Romanda yaratılan karakter hayatımıza o denli işlemiştir ki “Oblomov” adı tembelliği anlatmak için kullanılagelen bir tabir halini almıştır. Orta yaşlı ve toprak sahibi olan Oblomov, toprak köleliğinin bitmeye yüz tuttuğu çağına ayak uyduramayan, işi gücü bırakıp tüm işlerini yatağından halleden biri haline gelir.
‘Biliyor musun Andrey, benim içimde ne yakıcı, ne de kurtarıcı hiçbir ateş yanmadı. Hayatımda hiçbir zaman başkalarınınki gibi gittikçe renklenen, parlak bir güne çevrilen bir sabah olmadı; bir sabah ki yakıcı öğlesi geçtikten sonra yavaş yavaş solsun ve kendiliğinden akşama karışsın. Hayır, benim hayatım sönmüş başladı. Tuhaf, fakat böyle. Kendimi bilir bilmez sönmeye başladığımı hissettim. Sönüşüm dairede, evrak başında oturduğum zaman başladı; sonra kitapları okuyup da onlarda hayatta kullanmayacağım gerçekler buldukça, dostlar arasında dedikodular, alaylar, soğuk, kötü, boş gevezelikler dinledikçe, gayesiz, sevgisiz, toplantılara katıldıkça daha da kötü oldum.’

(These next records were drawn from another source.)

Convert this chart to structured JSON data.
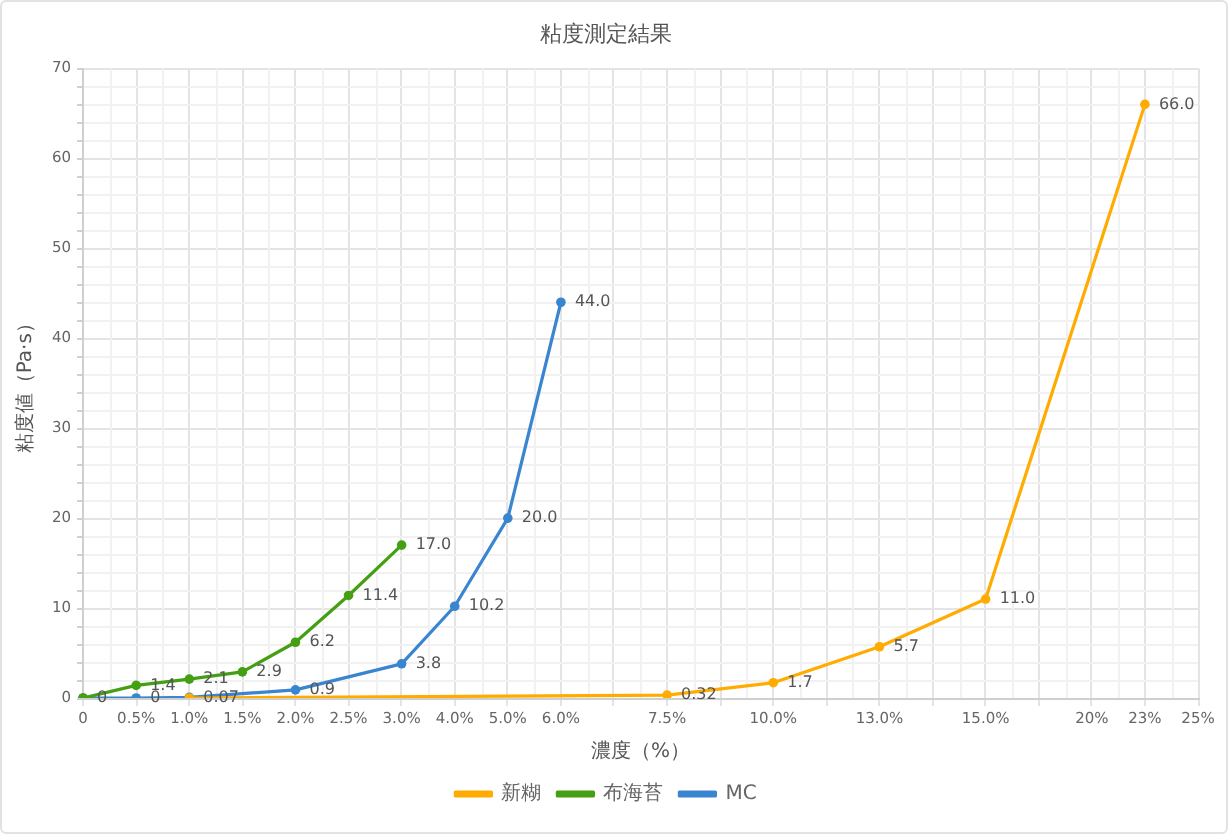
{
  "chart_data": {
    "type": "line",
    "title": "粘度測定結果",
    "xlabel": "濃度（%）",
    "ylabel": "粘度値（Pa·s）",
    "categories": [
      "0",
      "0.5%",
      "1.0%",
      "1.5%",
      "2.0%",
      "2.5%",
      "3.0%",
      "4.0%",
      "5.0%",
      "6.0%",
      null,
      "7.5%",
      null,
      "10.0%",
      null,
      "13.0%",
      null,
      "15.0%",
      null,
      "20%",
      "23%",
      "25%"
    ],
    "series": [
      {
        "name": "新糊",
        "color": "#ffab00",
        "values": [
          null,
          null,
          0,
          null,
          null,
          null,
          null,
          null,
          null,
          null,
          null,
          0.32,
          null,
          1.7,
          null,
          5.7,
          null,
          11.0,
          null,
          null,
          66.0,
          null
        ],
        "value_labels": [
          null,
          null,
          null,
          null,
          null,
          null,
          null,
          null,
          null,
          null,
          null,
          "0.32",
          null,
          "1.7",
          null,
          "5.7",
          null,
          "11.0",
          null,
          null,
          "66.0",
          null
        ]
      },
      {
        "name": "布海苔",
        "color": "#44a012",
        "values": [
          0,
          1.4,
          2.1,
          2.9,
          6.2,
          11.4,
          17.0,
          null,
          null,
          null,
          null,
          null,
          null,
          null,
          null,
          null,
          null,
          null,
          null,
          null,
          null,
          null
        ],
        "value_labels": [
          null,
          "1.4",
          "2.1",
          "2.9",
          "6.2",
          "11.4",
          "17.0",
          null,
          null,
          null,
          null,
          null,
          null,
          null,
          null,
          null,
          null,
          null,
          null,
          null,
          null,
          null
        ]
      },
      {
        "name": "MC",
        "color": "#3a85d0",
        "values": [
          0,
          0,
          0.07,
          null,
          0.9,
          null,
          3.8,
          10.2,
          20.0,
          44.0,
          null,
          null,
          null,
          null,
          null,
          null,
          null,
          null,
          null,
          null,
          null,
          null
        ],
        "value_labels": [
          "0",
          "0",
          "0.07",
          null,
          "0.9",
          null,
          "3.8",
          "10.2",
          "20.0",
          "44.0",
          null,
          null,
          null,
          null,
          null,
          null,
          null,
          null,
          null,
          null,
          null,
          null
        ]
      }
    ],
    "ylim": [
      0,
      70
    ],
    "yticks": [
      0,
      {
        "value": 2,
        "label": null
      },
      {
        "value": 4,
        "label": null
      },
      {
        "value": 6,
        "label": null
      },
      {
        "value": 8,
        "label": null
      },
      10,
      {
        "value": 12,
        "label": null
      },
      {
        "value": 14,
        "label": null
      },
      {
        "value": 16,
        "label": null
      },
      {
        "value": 18,
        "label": null
      },
      20,
      {
        "value": 22,
        "label": null
      },
      {
        "value": 24,
        "label": null
      },
      {
        "value": 26,
        "label": null
      },
      {
        "value": 28,
        "label": null
      },
      30,
      {
        "value": 32,
        "label": null
      },
      {
        "value": 34,
        "label": null
      },
      {
        "value": 36,
        "label": null
      },
      {
        "value": 38,
        "label": null
      },
      40,
      {
        "value": 42,
        "label": null
      },
      {
        "value": 44,
        "label": null
      },
      {
        "value": 46,
        "label": null
      },
      {
        "value": 48,
        "label": null
      },
      50,
      {
        "value": 52,
        "label": null
      },
      {
        "value": 54,
        "label": null
      },
      {
        "value": 56,
        "label": null
      },
      {
        "value": 58,
        "label": null
      },
      60,
      {
        "value": 62,
        "label": null
      },
      {
        "value": 64,
        "label": null
      },
      {
        "value": 66,
        "label": null
      },
      {
        "value": 68,
        "label": null
      },
      70
    ],
    "grid": true,
    "legend": "bottom",
    "marker": "circle",
    "line_style": "solid"
  }
}
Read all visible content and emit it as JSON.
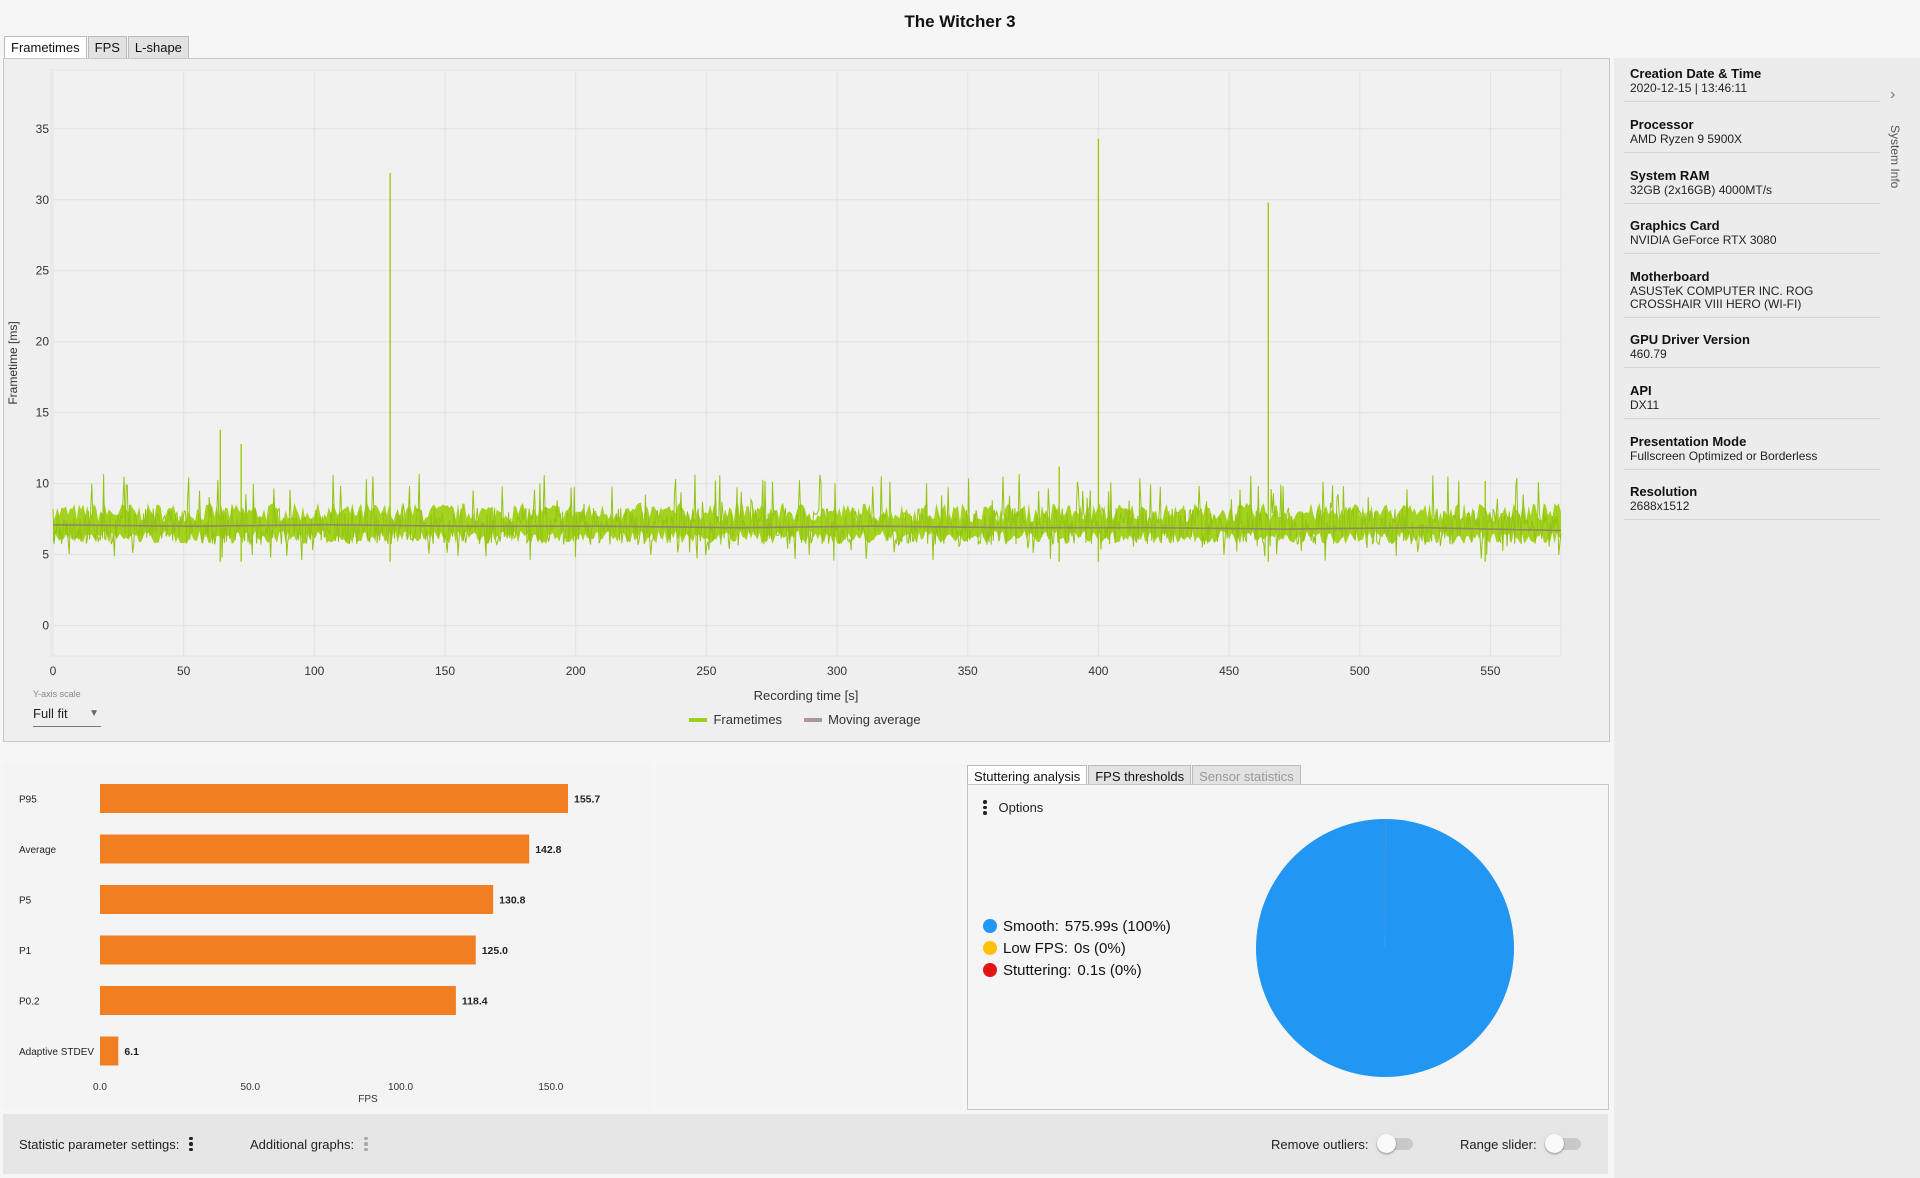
{
  "title": "The Witcher 3",
  "main_tabs": [
    "Frametimes",
    "FPS",
    "L-shape"
  ],
  "frametime_chart": {
    "ylabel": "Frametime [ms]",
    "xlabel": "Recording time [s]",
    "y_ticks": [
      "0",
      "5",
      "10",
      "15",
      "20",
      "25",
      "30",
      "35"
    ],
    "x_ticks": [
      "0",
      "50",
      "100",
      "150",
      "200",
      "250",
      "300",
      "350",
      "400",
      "450",
      "500",
      "550"
    ],
    "yaxis_scale_label": "Y-axis scale",
    "yaxis_scale_value": "Full fit",
    "legend": [
      {
        "name": "Frametimes",
        "color": "#9fcf1d"
      },
      {
        "name": "Moving average",
        "color": "#ab9795"
      }
    ]
  },
  "chart_data": [
    {
      "type": "line",
      "title": "",
      "xlabel": "Recording time [s]",
      "ylabel": "Frametime [ms]",
      "xlim": [
        0,
        577
      ],
      "ylim": [
        -2,
        39
      ],
      "grid": true,
      "legend_position": "bottom-center",
      "series": [
        {
          "name": "Frametimes",
          "mean_ms": 7.0,
          "noise_band_ms": [
            5.5,
            9.0
          ],
          "spikes": [
            {
              "x": 64,
              "y": 13.8
            },
            {
              "x": 72,
              "y": 12.8
            },
            {
              "x": 129,
              "y": 31.9
            },
            {
              "x": 385,
              "y": 11.2
            },
            {
              "x": 400,
              "y": 34.3
            },
            {
              "x": 465,
              "y": 29.8
            },
            {
              "x": 548,
              "y": 10.2
            }
          ]
        },
        {
          "name": "Moving average",
          "values_ms": [
            7.1,
            7.0,
            7.1,
            7.0,
            7.0,
            6.9,
            7.0,
            6.9,
            6.9,
            6.8,
            6.9,
            6.7
          ]
        }
      ]
    },
    {
      "type": "bar",
      "orientation": "horizontal",
      "xlabel": "FPS",
      "xlim": [
        0,
        155.7
      ],
      "x_ticks": [
        "0.0",
        "50.0",
        "100.0",
        "150.0"
      ],
      "categories": [
        "P95",
        "Average",
        "P5",
        "P1",
        "P0.2",
        "Adaptive STDEV"
      ],
      "values": [
        155.7,
        142.8,
        130.8,
        125.0,
        118.4,
        6.1
      ],
      "value_labels": [
        "155.7",
        "142.8",
        "130.8",
        "125.0",
        "118.4",
        "6.1"
      ],
      "color": "#f17f21"
    },
    {
      "type": "pie",
      "categories": [
        "Smooth",
        "Low FPS",
        "Stuttering"
      ],
      "values": [
        575.99,
        0,
        0.1
      ],
      "colors": [
        "#2196f3",
        "#ffc107",
        "#e51414"
      ]
    }
  ],
  "system_info": {
    "items": [
      {
        "key": "Creation Date & Time",
        "value": "2020-12-15  |  13:46:11"
      },
      {
        "key": "Processor",
        "value": "AMD Ryzen 9 5900X"
      },
      {
        "key": "System RAM",
        "value": "32GB (2x16GB) 4000MT/s"
      },
      {
        "key": "Graphics Card",
        "value": "NVIDIA GeForce RTX 3080"
      },
      {
        "key": "Motherboard",
        "value": "ASUSTeK COMPUTER INC. ROG CROSSHAIR VIII HERO (WI-FI)"
      },
      {
        "key": "GPU Driver Version",
        "value": "460.79"
      },
      {
        "key": "API",
        "value": "DX11"
      },
      {
        "key": "Presentation Mode",
        "value": "Fullscreen Optimized or Borderless"
      },
      {
        "key": "Resolution",
        "value": "2688x1512"
      }
    ],
    "vertical_label": "System Info",
    "toggle_icon": "chevron-right-icon"
  },
  "stutter": {
    "tabs": [
      "Stuttering analysis",
      "FPS thresholds",
      "Sensor statistics"
    ],
    "options_label": "Options",
    "legend": [
      {
        "label": "Smooth:",
        "value": "575.99s (100%)",
        "color": "#2196f3"
      },
      {
        "label": "Low FPS:",
        "value": "0s (0%)",
        "color": "#ffc107"
      },
      {
        "label": "Stuttering:",
        "value": "0.1s (0%)",
        "color": "#e51414"
      }
    ]
  },
  "footer": {
    "statistic_settings": "Statistic parameter settings:",
    "additional_graphs": "Additional graphs:",
    "remove_outliers": "Remove outliers:",
    "range_slider": "Range slider:"
  }
}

‘Zavallı dostum, batmışsın sen, boğazına kadar batağa batmışsın, gidiyorsun. Biçare, işinden başka hiçbir şey göremez, duyamaz, konuşamaz olmuş. Ama böylelerinin önü açıktır, yakında büyük işler başarır, en yüksek mevkilere yükselir… Bizde buna kariyer sahibi olmak diyorlar. Bunun için zekâya, iradeye, ruha gerek yok, bütün bunlar lüks. Bu adamın hayatı böyle geçip gidecek ve ruhunun birçok yanı hiç zaman gelişmeyecek.’